Younger sibling…smaller woodland animals – I'm sensing a theme here. (By the way, does that make the press corps Alvin, Simon or Theodore? I can never keep them straight.) Anyway, Sid Blumenthal's not having it:
Over the past month, however, [Woodward] has personified the stonewalling and covering up he once penetrated and shattered to launch his brilliant career. His unraveling is as surprising and symptomatic a story of George W. Bush's Washington as his making was of Nixon's.
And, finally, Mark Jurkowitz takes the longer view on the scandal – and the criticism:
This burst of somber but serious criticism of Woodward — a genuine journalistic icon for three decades and a symbol of the power and prestige of the mainstream media — may mark the closing of a distinct and important chapter in American journalism.
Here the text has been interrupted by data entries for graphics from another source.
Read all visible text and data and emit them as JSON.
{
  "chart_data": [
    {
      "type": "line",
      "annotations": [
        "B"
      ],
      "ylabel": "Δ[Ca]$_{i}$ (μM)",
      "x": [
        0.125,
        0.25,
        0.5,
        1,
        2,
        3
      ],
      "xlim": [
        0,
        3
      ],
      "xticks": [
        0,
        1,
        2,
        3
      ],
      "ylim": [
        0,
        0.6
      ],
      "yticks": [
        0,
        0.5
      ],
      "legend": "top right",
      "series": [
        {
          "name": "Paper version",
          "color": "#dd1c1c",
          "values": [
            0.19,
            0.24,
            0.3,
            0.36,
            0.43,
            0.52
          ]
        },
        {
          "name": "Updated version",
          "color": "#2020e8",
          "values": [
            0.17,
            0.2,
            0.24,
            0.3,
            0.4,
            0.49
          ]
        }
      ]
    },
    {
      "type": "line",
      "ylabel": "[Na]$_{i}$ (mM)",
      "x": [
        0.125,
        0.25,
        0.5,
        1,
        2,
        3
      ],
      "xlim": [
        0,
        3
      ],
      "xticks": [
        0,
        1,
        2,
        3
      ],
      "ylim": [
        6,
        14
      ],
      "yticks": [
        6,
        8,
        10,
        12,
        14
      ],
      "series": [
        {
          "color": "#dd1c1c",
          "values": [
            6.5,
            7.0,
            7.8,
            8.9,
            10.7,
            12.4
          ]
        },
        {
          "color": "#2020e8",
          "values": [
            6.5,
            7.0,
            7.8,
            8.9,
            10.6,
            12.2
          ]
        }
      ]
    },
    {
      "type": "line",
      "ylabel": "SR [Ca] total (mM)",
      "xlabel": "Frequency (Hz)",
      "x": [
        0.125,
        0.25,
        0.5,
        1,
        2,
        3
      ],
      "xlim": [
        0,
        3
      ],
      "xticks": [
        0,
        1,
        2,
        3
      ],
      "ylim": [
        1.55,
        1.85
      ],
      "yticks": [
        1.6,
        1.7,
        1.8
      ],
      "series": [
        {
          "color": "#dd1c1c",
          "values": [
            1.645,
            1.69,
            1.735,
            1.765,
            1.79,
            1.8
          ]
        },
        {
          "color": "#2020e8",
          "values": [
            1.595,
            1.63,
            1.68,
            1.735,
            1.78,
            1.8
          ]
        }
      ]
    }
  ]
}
Woodward's Watergate exploits inspired a generation of starstruck baby boomers to flock to the news business and yielded a movie starring two of Hollywood's leading men, Dustin Hoffman and Robert Redford. But the tarnishing of his reputation comes at a time when the media business is so desperate for heroes, that it has had to reach back half a century to find one: CBS's chain-smoking, crusading Edward R. Murrow, the protagonist of George Clooney's new film Good Night, and Good Luck.

The demythologizing of Woodward is occurring during a period when the kind of investigative reporting that built his legend faces a constellation of daunting obstacles, including declining newsroom resources, a secrecy-obsessed administration, and prosecutors and judges using subpoenas to poison the relationship between journalists and their confidential sources.